IQ and JWs
Academic types can have a mentality that flourishes in organizational surroundings, as they probably spent a good proportion of their lives, into their 30's, in the 'halls of acadaemia' and to be cut loose and thrown into the world to get a 'proper' job can be unnerving at best, devestating at worst.The JW's promote an environment of study, whether you agree with it or not, and this can prove a blessing for those released from fromal education who thrive on studying. Whether they undertake a 'Beorean' study or not is for each individual to decide.

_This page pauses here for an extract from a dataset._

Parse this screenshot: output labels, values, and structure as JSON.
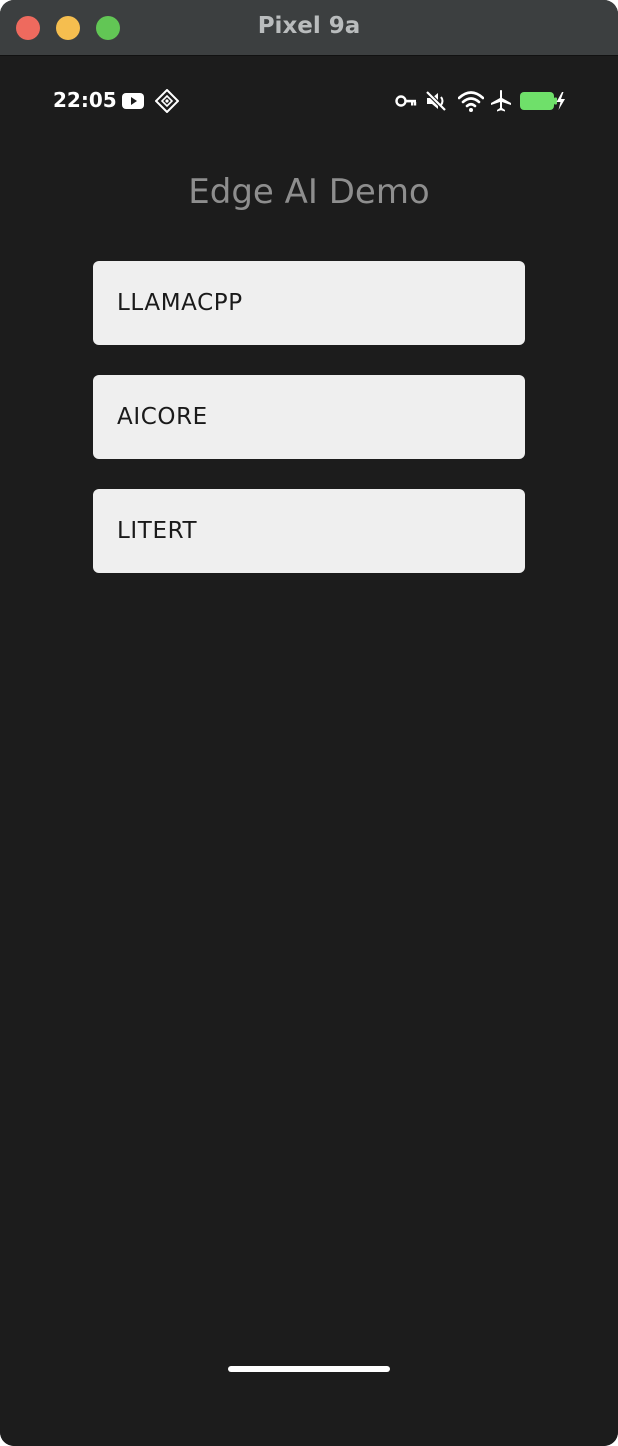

I have found the discussions on IQ testing and SLD fascinating as I am a research fellow in the field of music education with a specific interest in SLD. Personally I give little credence to standardised testing. If anyone is interested to learn more please leave a message in my in-box and I will respond privately. I am currently studying subjects with Aspergers syndrome.
What is SLD?
Since I am dumber than a box of bricks, I don't know how to get to your in box or e-mail, so would you send me an e-mail, because I would like to know your area of interest and expertise. (I could blame my problem on Simon. I am on webtv, the dumb person's choice on getting here, so not all of the features here work for me.)
Now, regarding music education or music in general, isn't it true that the very good musicians are assessed, and are not they assessed in standardized situations, to determine their musical competence and their musical future? I would call that a standardized test. Think about it.
"Academic types" does not equate to all people of high intelligence. The stereotype of the egg head academic type does not fit all people who are very bright. I certainly not think of the Wright Brothers as academic types, although they were very good at using academic methods, even though they never went to college. Even among the academic types, the stereotype does not fit, certainly not in my case. I worked my way through college in a factory, so I do not fit the academic type by any means.
as they probably spent a good proportion of their lives, into their 30's, in the 'halls of acadaemia'
eh...some of us never leave...
What is SLD?
That's how you spell after too much LSD...eheh..
District Overbeer of the "Hallucinates Academia Every Day" clss
We've discussed the cultural bias of IQ tests before, haven't we??
One simple example of the cultural bias of tests: How well would you expect the average African bushman or South American Yanomami (hunter-gatherer societies) who still lives in his or her people's traditional ways, to pass any IQ test that uses questions such as "cat is to dog as car is to ___"?? Would you expect them to even grasp the concept of 3 dimensional figures drawn on paper in 2 dimensions?? Does that mean they have a low IQ? Victorians thought it did.
How many Americans could pass a Yanomami or bushman IQ test (if there were such a thing), which expected you to identify and give the uses of 700 or 800 plants native to your area; be able to make a bow and arrow, hunt, kill, dress, cook and eat game; recite, from memory, all the stories of your people and your ancestors going back a hundred generations?
I do understand your point. Someone's measure of intelligence should be based on the cultural context within which thay are taking the test. And, tests should be developed within the culture they live. I think this point is axiomatic. Tests are developed with this concept in mind, and there is careful attention given to which tests and which test items transfer to other cultures.
Now, with that said, all cultures have individual differences in people's ability to adapt and learn. So, in the example of the culture that you describe, there are individual differences in learning ability, as in all others. Some people are more successful than others. It is a fact of life. I am sure that you have observed this in your every day life, without the benefit of tests.
I read somewhere that the average IQ of a JW child is 101, which is slightly above normal. The researchers for this study, if I remember correctly, attributed this slight variation to the greater than normal amount of reading they do.
Maybe because I am a teacher, I subscribe to Howard Gardner’s definition of intelligence to seven (now eight) divisions: logical-mathematical, linguistic, spatial, musical, bodily-kinesthetic, interpersonal, and intrapersonal. He added recently the Naturalist. You can read about them at
I do agree that IQ tests do what they are supposed to predict: academic achievement. The reason for this is that they mainly measure the logical-mathematical and linguistic aspects of intelligence, which is what most educational institutions rely on.
My personal idea of an intelligent person is:
- One that can survive and adapt to changes,
- Is ethical in that he will not harm self or others, but will work to their benefit.
- Can enjoy life and bring this joy to others.
- Is a life-long learner in a broad range of interests.